In my sisters area its around £180 per child, Depending on their age. Younger children get less, over 15's get a little more. My sister did level 3 so gets around £300. Out of that comes the clothes allowance around £12 per week, pocket money around £10 per week, it set by SS. Level 3 takes around 2 years to do ( while fostering) and its not the same as level 3 childcare we do, but is all done around foster children, there needs, etc. Its very hard work, not what she expected. Some children are very disturbed even small children but she has found it very rewarding, done it for years but now she is packing it in for a rest! She was always with the council but I know if you go privately you get 2 or 3 times more but you get very very disturbed children, normally the ones that the council find hard to foster out. Good Luck!! Most areas are crying out for more foster parents!

bindy
10-09-2013, 02:10 PM
My in laws foster, as do plenty of my friends and they were all made to give up work. Fostering is more than just looking after the child. My in laws have to meet with social workers, go on training etc.
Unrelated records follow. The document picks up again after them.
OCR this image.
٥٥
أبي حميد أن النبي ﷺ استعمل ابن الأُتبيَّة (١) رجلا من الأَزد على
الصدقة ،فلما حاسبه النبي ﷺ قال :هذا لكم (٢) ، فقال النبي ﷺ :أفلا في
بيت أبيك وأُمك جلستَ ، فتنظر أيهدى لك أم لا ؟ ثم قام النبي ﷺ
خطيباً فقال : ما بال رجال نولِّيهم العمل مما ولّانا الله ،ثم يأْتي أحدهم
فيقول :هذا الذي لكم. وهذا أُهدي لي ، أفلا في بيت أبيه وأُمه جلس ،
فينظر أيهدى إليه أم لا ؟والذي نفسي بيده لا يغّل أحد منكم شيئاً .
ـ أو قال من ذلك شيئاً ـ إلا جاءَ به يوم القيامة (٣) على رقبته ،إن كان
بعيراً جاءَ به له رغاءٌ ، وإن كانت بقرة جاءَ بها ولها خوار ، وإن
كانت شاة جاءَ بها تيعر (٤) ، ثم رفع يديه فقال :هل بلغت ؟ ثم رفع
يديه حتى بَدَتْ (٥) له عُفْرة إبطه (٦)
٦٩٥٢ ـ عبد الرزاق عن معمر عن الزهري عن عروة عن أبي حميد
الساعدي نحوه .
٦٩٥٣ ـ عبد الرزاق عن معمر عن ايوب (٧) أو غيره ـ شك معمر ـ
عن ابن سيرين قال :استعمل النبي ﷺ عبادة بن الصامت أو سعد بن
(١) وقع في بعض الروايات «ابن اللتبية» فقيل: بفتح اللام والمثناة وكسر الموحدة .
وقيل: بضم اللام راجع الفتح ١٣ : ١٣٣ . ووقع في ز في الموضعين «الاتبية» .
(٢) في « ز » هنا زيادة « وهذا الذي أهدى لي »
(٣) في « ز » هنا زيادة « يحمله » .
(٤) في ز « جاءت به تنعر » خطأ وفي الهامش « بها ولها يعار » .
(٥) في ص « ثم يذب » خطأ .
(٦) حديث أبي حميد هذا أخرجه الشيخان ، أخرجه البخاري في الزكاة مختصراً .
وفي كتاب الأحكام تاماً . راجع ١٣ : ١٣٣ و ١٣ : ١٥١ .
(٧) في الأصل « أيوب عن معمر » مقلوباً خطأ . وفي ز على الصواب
They rarely have a day without some sort of fostering appointment and the boys they look after are school aged with no complex needs. It gets more in depth if they are more complex.

They also don't like it as most foster children come from uncertain backgrounds and can't promise they won't harm the minded children. It's a safeguarding issue as well. If these people have found an agency that will allow both then they have been very lucky because I haven't been allowed. We spoke to LA and every private agency in our area (south west) and all said one of us had to quit work.

We are now planning to adopt and they won't even allow us past the information session unless one of us will commit to at least 6 month off wok with the child we adopt. And you aren't paid to adopt. With fostering you are paid an allowance to cover the costs of being at home rather than work.

Its not like that where my sister lives. I know what' s involved thank you!, I do have a lot to do with my sisters foster children, in fact one who was with my sister for 11 years is now my assistant. No one I have ever known, who fosters was told to give up work . What about your partner, do they have to give up work too? Because they have to do all the training etc not just the women. Of course if you foster small children not school age, would you be working?? They would want to know who will care for that child? A child minder for example. My mother was put down to help with my sisters foster children, i.e babysitting, so she had all the checks etc. The country is crying out for foster parents, single people, older people, gay people, families, all would be considered . Does your area not allow mums busy with their own children too?. Children go into care for all reasons, some times mum is not able to look after them for health reasons, you would be very surprised, lots are normal children, some may have lost their parents not all have been abused. My sister had a little boy for a few weeks while mum was in hospital recovering from and illness. They match children to your own family situation. Sorry they told you, you were not allowed to foster, seems very strange to me. I understand the 6 months off work with a child you adopt that is the norm with adoption. The money from fostering is not instead of working, may be you say in your area, but not in all! If anyone are interested in fostering the best advice I would give is call their local LA and find out themselves!

Boris
10-09-2013, 02:27 PM
I know of a minder who fostered her nephew whilst minding but that may have been different due to it being family. My close CM friend inquired about it and was told she couldn't do both. Same LA too.